Das stimmt nur beding. Interessant ist hier wiederum die Chronik der Wismut, da wird die Konditionen fuer die Erzklassifikation dargestellt.
Fuer Schlema: Die geloeschten Ressourcen fuer das Erzfeld Schlema betragen etwa 88.500t Uran. Die Menge an gelieferten Uran liegt aber nur bei rund 80.000t. Also zwischen Abbau und Verladestation sind rund 10% verlorengegangen. Also auf dem Abbau im Versatz gelandet, beim Transport haengengeblieben, an der RKS / RAF falsch klassifiziert worden usw.. Oder einfach statistischer Fehler und ein Teil der berechneten Vorraete hat niemals exisitiert (der Fehler der sichersten Vorratsklasse B, welche bei der Wismut Verwendung fand, lag immer noch bei plusminus 30%).
Hinzu kommen Situationen, wo kleine Truemer / Linsen / Schnuere mit Pechblende durchfahren wurden, welche in der Bilanz gar nicht auftauchten - bei der Vorrichtung von Abbaufeldern, Erkundung, Schachtteufe usw..

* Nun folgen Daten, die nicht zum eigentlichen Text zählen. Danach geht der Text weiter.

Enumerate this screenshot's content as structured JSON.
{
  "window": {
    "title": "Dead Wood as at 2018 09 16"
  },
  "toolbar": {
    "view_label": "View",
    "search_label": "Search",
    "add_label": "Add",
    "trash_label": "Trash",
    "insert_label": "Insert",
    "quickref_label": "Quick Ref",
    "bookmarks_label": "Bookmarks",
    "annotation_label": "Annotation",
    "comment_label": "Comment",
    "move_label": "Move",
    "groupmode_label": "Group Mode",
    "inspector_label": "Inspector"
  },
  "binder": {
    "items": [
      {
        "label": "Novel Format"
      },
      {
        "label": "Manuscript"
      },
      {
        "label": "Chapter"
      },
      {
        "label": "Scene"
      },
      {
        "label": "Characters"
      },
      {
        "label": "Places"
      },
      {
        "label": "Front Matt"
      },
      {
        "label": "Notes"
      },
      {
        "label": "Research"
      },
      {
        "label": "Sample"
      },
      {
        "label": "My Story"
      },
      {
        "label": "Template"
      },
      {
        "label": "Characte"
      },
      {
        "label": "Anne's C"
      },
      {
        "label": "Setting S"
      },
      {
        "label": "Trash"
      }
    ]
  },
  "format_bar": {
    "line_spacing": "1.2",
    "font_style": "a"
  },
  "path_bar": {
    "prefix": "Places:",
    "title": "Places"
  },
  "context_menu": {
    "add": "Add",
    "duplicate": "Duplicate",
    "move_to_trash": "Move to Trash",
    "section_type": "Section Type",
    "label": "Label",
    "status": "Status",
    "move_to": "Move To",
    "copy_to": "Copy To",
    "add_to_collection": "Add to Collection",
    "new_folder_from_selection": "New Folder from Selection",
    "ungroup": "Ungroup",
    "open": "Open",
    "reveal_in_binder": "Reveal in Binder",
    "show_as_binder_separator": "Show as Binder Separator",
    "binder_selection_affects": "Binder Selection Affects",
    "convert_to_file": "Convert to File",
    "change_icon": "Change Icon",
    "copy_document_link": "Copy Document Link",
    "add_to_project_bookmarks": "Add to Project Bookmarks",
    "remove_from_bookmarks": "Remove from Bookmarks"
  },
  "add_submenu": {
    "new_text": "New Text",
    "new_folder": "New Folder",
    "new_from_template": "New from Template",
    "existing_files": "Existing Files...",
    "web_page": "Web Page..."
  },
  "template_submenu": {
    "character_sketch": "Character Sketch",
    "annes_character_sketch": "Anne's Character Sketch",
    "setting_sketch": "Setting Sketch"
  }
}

Die Abbauverluste sanken ueber die Jahre mit verbessterter Technologie und Erfahrung, allerding stiegen auch die Schwellengehalte (also ab welchem Urangehalt wird ein Block als Erz klassifiziert).
Insgesamt loeschte die Wismut Vorraete in Hoehe von 250.000t bis 1991, geliefert wurden etwa 216.000t. Also ein Gesamtverlust (Gewinnung plus Aufbereitung) von etwa 15%, das ist ziemlich ok.